A century after WWI's end, UCF researchers tell stories of its veterans

Matt Soergel
msoergel@jacksonville.com
Marie Oury, a Frenchwoman and a University of Central Florida graduate student, stands alongside the gravestone of Jason Waitman, a WWI veteran she researched. [SARAH SMITH/FLORIDA TIMES-UNION]

ST. AUGUSTINE — Marie Oury came to the veterans' cemetery in this historic city Thursday, her first visit there, and looked down upon the gravestones of the two World War I veterans whose lives she had traced: Buster Williams and Jason Waitman.

She's a graduate history student at the University of Central Florida, working on a project with the Department of Veterans Affairs to tell the stories of veterans buried in national cemeteries, people such as Williams and Waitman.

They were black men, drafted into the Army, who left their Florida homes to join the battle in France, in a terrible war that ended 100 Novembers ago.

They left no memoirs or diaries, so she pieced their stories together from census information, military records, ship passenger lists and death records.

Williams, born in South Carolina in 1884, worked on a farm in Elkton. He likely lied about his age, shaving off four years so he would be thought young enough to join, perhaps motivated by better money in the Army.
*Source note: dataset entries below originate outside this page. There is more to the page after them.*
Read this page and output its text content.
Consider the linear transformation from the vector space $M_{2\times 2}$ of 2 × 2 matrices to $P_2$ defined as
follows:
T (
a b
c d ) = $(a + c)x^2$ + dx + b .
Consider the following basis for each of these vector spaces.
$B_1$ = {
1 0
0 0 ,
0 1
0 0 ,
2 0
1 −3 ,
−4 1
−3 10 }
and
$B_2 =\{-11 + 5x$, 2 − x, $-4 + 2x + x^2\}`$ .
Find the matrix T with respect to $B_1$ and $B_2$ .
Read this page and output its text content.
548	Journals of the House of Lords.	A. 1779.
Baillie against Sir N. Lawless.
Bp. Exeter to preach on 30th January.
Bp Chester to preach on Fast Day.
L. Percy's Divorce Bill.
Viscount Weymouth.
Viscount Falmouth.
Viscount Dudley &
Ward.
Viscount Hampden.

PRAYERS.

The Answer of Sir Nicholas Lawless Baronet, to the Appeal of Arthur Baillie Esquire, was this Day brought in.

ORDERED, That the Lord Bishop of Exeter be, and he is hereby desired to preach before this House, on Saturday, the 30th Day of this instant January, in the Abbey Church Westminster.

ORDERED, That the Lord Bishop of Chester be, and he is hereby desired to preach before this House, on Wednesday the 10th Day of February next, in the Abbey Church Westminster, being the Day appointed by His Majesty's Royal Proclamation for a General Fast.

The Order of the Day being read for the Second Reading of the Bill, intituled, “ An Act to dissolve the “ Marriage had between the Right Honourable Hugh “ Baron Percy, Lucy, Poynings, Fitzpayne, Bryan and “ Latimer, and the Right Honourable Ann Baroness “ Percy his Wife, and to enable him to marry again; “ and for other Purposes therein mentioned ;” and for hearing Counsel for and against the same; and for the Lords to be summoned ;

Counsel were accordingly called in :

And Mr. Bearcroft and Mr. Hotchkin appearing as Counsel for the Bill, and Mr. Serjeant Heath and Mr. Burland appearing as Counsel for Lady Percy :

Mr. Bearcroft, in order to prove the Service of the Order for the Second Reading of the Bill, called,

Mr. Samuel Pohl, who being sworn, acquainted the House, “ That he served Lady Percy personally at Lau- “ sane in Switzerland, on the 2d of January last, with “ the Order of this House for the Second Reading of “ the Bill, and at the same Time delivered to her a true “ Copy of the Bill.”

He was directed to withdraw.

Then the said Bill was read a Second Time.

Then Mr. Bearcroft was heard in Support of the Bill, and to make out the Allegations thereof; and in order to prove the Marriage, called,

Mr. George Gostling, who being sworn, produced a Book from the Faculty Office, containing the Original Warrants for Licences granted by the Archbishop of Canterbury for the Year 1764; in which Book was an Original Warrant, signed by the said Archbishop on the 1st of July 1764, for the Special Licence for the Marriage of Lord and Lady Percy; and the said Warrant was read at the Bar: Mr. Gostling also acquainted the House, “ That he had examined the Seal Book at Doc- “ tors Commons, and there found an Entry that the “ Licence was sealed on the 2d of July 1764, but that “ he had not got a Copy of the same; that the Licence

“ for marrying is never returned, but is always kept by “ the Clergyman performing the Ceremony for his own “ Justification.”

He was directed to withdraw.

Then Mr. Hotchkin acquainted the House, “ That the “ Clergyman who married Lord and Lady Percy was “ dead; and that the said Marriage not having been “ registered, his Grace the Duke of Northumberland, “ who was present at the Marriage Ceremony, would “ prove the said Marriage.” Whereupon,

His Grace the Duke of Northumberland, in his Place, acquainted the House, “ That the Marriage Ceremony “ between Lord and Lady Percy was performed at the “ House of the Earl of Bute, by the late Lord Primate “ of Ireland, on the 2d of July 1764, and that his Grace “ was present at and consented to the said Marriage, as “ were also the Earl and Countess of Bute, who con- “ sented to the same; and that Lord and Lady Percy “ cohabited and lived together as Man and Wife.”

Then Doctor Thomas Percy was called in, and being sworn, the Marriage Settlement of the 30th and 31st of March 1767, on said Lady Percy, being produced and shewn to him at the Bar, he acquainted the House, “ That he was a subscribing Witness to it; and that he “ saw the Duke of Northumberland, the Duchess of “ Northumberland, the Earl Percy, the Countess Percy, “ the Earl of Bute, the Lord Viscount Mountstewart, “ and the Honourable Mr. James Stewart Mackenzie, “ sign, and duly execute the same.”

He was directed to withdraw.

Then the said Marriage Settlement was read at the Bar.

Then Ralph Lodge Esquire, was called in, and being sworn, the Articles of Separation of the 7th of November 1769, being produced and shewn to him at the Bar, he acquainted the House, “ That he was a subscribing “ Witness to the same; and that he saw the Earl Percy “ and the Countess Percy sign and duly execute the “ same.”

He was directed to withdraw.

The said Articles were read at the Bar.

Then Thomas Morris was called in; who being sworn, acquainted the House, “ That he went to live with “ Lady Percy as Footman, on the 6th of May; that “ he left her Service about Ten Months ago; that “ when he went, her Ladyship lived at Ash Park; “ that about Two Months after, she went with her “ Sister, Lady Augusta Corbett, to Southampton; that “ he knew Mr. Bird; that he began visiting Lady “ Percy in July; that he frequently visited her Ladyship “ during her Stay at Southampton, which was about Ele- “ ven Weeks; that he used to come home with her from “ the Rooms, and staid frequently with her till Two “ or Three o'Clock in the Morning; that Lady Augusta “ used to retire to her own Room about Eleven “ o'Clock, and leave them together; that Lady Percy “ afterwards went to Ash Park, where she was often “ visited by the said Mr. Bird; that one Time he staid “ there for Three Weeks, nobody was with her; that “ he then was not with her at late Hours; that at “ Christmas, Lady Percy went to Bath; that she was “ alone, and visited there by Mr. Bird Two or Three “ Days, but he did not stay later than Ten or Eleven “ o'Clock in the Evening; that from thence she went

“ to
He crossed the Atlantic on the USS Mount Vernon in August 1918, and worked at an Army depot in France until the next July.

Waitman, born in Columbia County in 1895, was a driver for the St. Augustine Ice Company. He took the USS Leviathan to France, landing a day before the war's end.

He stayed there until July as well, working with the 547th Engineers to provide wood for American troops, for construction projects and winter fires.

Oury is a native of France, and during the summer she did research in her home country for the project, which is called the Veterans Legacy Program.

She cried at the grave there of a soldier whose life she had studied, and at old battlefields she pondered the sacrifices made by many.

"I kept on thinking how Floridians came all the way to this unknown country, in this unknown territory, to fight in such a hell," she said. "I don't know how they made this sacrifice, this ultimate sacrifice, for a country they didn't know, a culture they didn't know, for that ultimate goal of freedom."

Oury was part of a group from UCF that gave a presentation Thursday on the school's collaboration with the Department of Veterans Affairs. They held it at the St. Augustine National Cemetery on Marine Street, where 2,823 people are buried, a picturesque spot just south of downtown.

Barbara Gannon, an associate professor of history at UCF, said there were two black Army divisions that fought in World War I, the 92nd and the 93rd. Most African-Americans, though, were consigned to service units or labor units.

That was a time in this country of much strong racism, and African-American troops continued to face that during the war, Gannon said: "Because of legalized segregation and disenfranchisement, they were in no way, shape or form seen as equals."

Oury found that both Waitman and Williams married after the war and lived and worked in St. Johns County.

Jason Waitman came back to America on the USS Floridian and went back to work in St. Augustine as an iceman. He died in December 1936 of lobar pneumonia.

After coming home on the USS Kroonland, Buster Williams was a laborer, in a cemetery and elsewhere, but saved enough money to buy a house by 1930. He and his wife had three children, though in 1938 their daughter Audrey died of malaria at 17.

Williams lived until December 1945, dying just months after the end of the next world war.